A fraud and kickback case against former Dallas-based Tenet Healthcare executives John Holland and William Moore, and co-defendant Edmundo Cota will proceed to trial after federal prosecutors won the right to use statements from 10 alleged co-conspirators, The Atlanta Journal-Constitution reported Sept. 30.
The case, now 10 years old, was stalled while the Department of Justice appealed an Atlanta judge's ruling that prevented prosecutors from using out-of-court statements, according to the report. But on Sept. 25, a federal appeals court in Atlanta overturned the ruling, allowing prosecutors to move forward with the evidence.
The initial ruling of the statements as evidence was made in November 2022, when U.S. District Judge Amy Totenburg said that the prosecutors couldn't present co-conspirator statements to a jury without first showing the defendants knowingly violated the federal anti-kickback statute.
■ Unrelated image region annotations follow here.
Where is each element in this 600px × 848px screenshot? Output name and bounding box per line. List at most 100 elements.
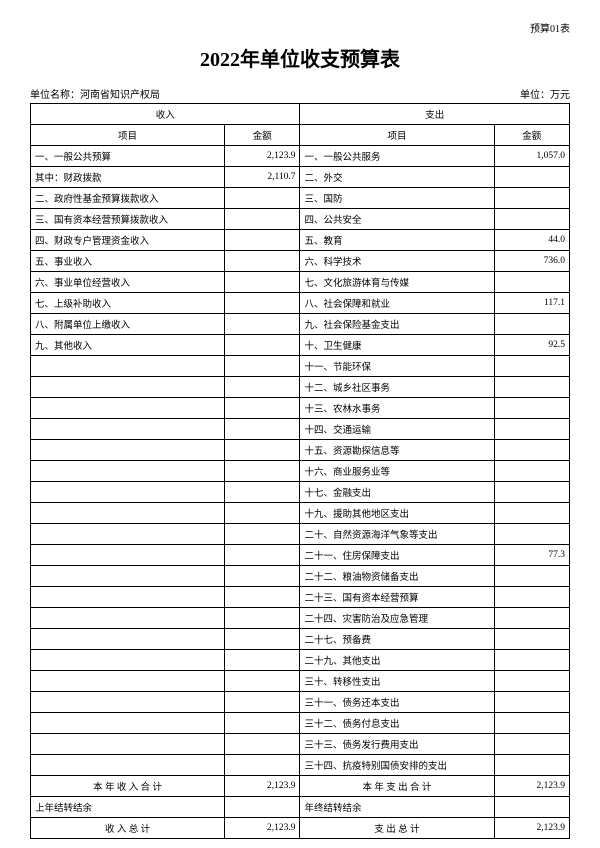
- income-item-cell: 七、上级补助收入: [31, 293, 225, 314]
- expense-amount-cell: [494, 692, 569, 713]
- expense-amount-cell: [494, 440, 569, 461]
- expense-amount-cell: [494, 503, 569, 524]
- income-item-cell: [31, 440, 225, 461]
- table-row: 二十九、其他支出: [31, 650, 570, 671]
- income-amount-cell: [225, 629, 300, 650]
- expense-amount-cell: [494, 524, 569, 545]
- expense-item-cell: 三十三、债务发行费用支出: [300, 734, 494, 755]
- income-amount-cell: [225, 209, 300, 230]
- unit-label: 单位：万元: [520, 86, 570, 101]
- expense-total-amount: [494, 797, 569, 818]
- expense-amount-cell: 736.0: [494, 251, 569, 272]
- income-item-cell: [31, 377, 225, 398]
- expense-amount-cell: 117.1: [494, 293, 569, 314]
- income-amount-cell: [225, 188, 300, 209]
- expense-item-cell: 二十、自然资源海洋气象等支出: [300, 524, 494, 545]
- income-amount-cell: [225, 566, 300, 587]
- table-row: 十五、资源勘探信息等: [31, 440, 570, 461]
- income-item-cell: 八、附属单位上缴收入: [31, 314, 225, 335]
- expense-total-amount: 2,123.9: [494, 818, 569, 839]
- org-name-label: 单位名称：河南省知识产权局: [30, 86, 160, 101]
- total-row: 收 入 总 计2,123.9支 出 总 计2,123.9: [31, 818, 570, 839]
- table-row: 二十三、国有资本经营预算: [31, 587, 570, 608]
- table-row: 三、国有资本经营预算拨款收入 四、公共安全: [31, 209, 570, 230]
- expense-amount-cell: [494, 734, 569, 755]
- expense-item-cell: 六、科学技术: [300, 251, 494, 272]
- expense-item-cell: 三十四、抗疫特别国债安排的支出: [300, 755, 494, 776]
- expense-amount-cell: [494, 356, 569, 377]
- income-total-amount: [225, 797, 300, 818]
- table-row: 五、事业收入 六、科学技术736.0: [31, 251, 570, 272]
- income-amount-cell: [225, 671, 300, 692]
- expense-item-cell: 三、国防: [300, 188, 494, 209]
- table-row: 二十、自然资源海洋气象等支出: [31, 524, 570, 545]
- expense-item-cell: 十三、农林水事务: [300, 398, 494, 419]
- income-amount-cell: [225, 608, 300, 629]
- income-amount-cell: [225, 692, 300, 713]
- income-amount-cell: [225, 734, 300, 755]
- income-item-cell: [31, 713, 225, 734]
- expense-item-cell: 十四、交通运输: [300, 419, 494, 440]
- income-amount-cell: [225, 398, 300, 419]
- income-amount-cell: [225, 650, 300, 671]
- table-row: 四、财政专户管理资金收入五、教育44.0: [31, 230, 570, 251]
- expense-item-cell: 四、公共安全: [300, 209, 494, 230]
- expense-total-label: 年终结转结余: [300, 797, 494, 818]
- form-id-label: 预算01表: [30, 20, 570, 35]
- table-row: 二、政府性基金预算拨款收入三、国防: [31, 188, 570, 209]
- expense-amount-cell: [494, 650, 569, 671]
- total-row: 本 年 收 入 合 计2,123.9本 年 支 出 合 计2,123.9: [31, 776, 570, 797]
- income-item-cell: [31, 461, 225, 482]
- table-row: 十六、商业服务业等: [31, 461, 570, 482]
- income-amount-cell: [225, 230, 300, 251]
- income-total-label: 本 年 收 入 合 计: [31, 776, 225, 797]
- expense-amount-cell: [494, 482, 569, 503]
- income-amount-cell: 2,123.9: [225, 146, 300, 167]
- income-total-label: 上年结转结余: [31, 797, 225, 818]
- header-row-1: 收入 支出: [31, 104, 570, 125]
- income-amount-cell: [225, 293, 300, 314]
- income-amount-cell: [225, 335, 300, 356]
- expense-item-cell: 十一、节能环保: [300, 356, 494, 377]
- income-amount-cell: [225, 356, 300, 377]
- income-item-cell: [31, 566, 225, 587]
- expense-amount-cell: [494, 755, 569, 776]
- table-row: 二十七、预备费: [31, 629, 570, 650]
- table-row: 十四、交通运输: [31, 419, 570, 440]
- income-item-cell: [31, 692, 225, 713]
- table-row: 二十四、灾害防治及应急管理: [31, 608, 570, 629]
- income-item-cell: [31, 503, 225, 524]
- expense-amount-cell: [494, 209, 569, 230]
- expense-item-cell: 三十二、债务付息支出: [300, 713, 494, 734]
- income-amount-cell: 2,110.7: [225, 167, 300, 188]
- income-item-cell: [31, 545, 225, 566]
- income-item-cell: 六、事业单位经营收入: [31, 272, 225, 293]
- expense-amount-cell: [494, 419, 569, 440]
- income-item-cell: [31, 734, 225, 755]
- table-row: 三十一、债务还本支出: [31, 692, 570, 713]
- expense-amount-cell: [494, 671, 569, 692]
- table-row: 三十四、抗疫特别国债安排的支出: [31, 755, 570, 776]
- expense-amount-cell: [494, 377, 569, 398]
- income-item-cell: 五、事业收入: [31, 251, 225, 272]
- expense-amount-cell: [494, 167, 569, 188]
- income-amount-cell: [225, 272, 300, 293]
- table-row: 二十二、粮油物资储备支出: [31, 566, 570, 587]
- income-amount-cell: [225, 587, 300, 608]
- table-row: 十三、农林水事务: [31, 398, 570, 419]
- expense-amount-cell: 44.0: [494, 230, 569, 251]
- table-row: 十二、城乡社区事务: [31, 377, 570, 398]
- income-item-cell: 三、国有资本经营预算拨款收入: [31, 209, 225, 230]
- income-total-amount: 2,123.9: [225, 776, 300, 797]
- expense-item-cell: 二十四、灾害防治及应急管理: [300, 608, 494, 629]
- table-row: 三十、转移性支出: [31, 671, 570, 692]
- table-row: 二十一、住房保障支出77.3: [31, 545, 570, 566]
- expense-item-cell: 十二、城乡社区事务: [300, 377, 494, 398]
- table-row: 九、其他收入十、卫生健康92.5: [31, 335, 570, 356]
- expense-amount-cell: [494, 272, 569, 293]
- income-item-cell: [31, 524, 225, 545]
- expense-item-cell: 十五、资源勘探信息等: [300, 440, 494, 461]
- income-item-cell: 一、一般公共预算: [31, 146, 225, 167]
- income-item-cell: 其中：财政拨款: [31, 167, 225, 188]
- income-item-cell: [31, 419, 225, 440]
In 2014, Ms. Totenburg had previously accepted the guilty plea of Tracey Cota, who helped her then-husband, co-defendant Mr. Cota, run medical clinics for predominantly undocumented Hispanic women.
The case, first brought against Mr. Holland in February 2017, was previously set to go to trial in April 2023, but a new date has yet to be set. Prosecutors allege that Mr. Holland, Mr. Moore and Mr. Cota arranged a multimillion-dollar kickback scheme to have patients of Clinica de la Mama, run by Mr. and Ms. Cota, referred to Tenet hospitals in Georgia and South Carolina.
The alleged kickbacks amounted to at least $400 million in fraudulent billing of federal healthcare programs and the fraudulent receipt of at least $127 in claims. Prosecutors allege that Tenet, through Mr. Holland and Mr. Moore, paid more than $12 million in bribes to Clinica de la Mama.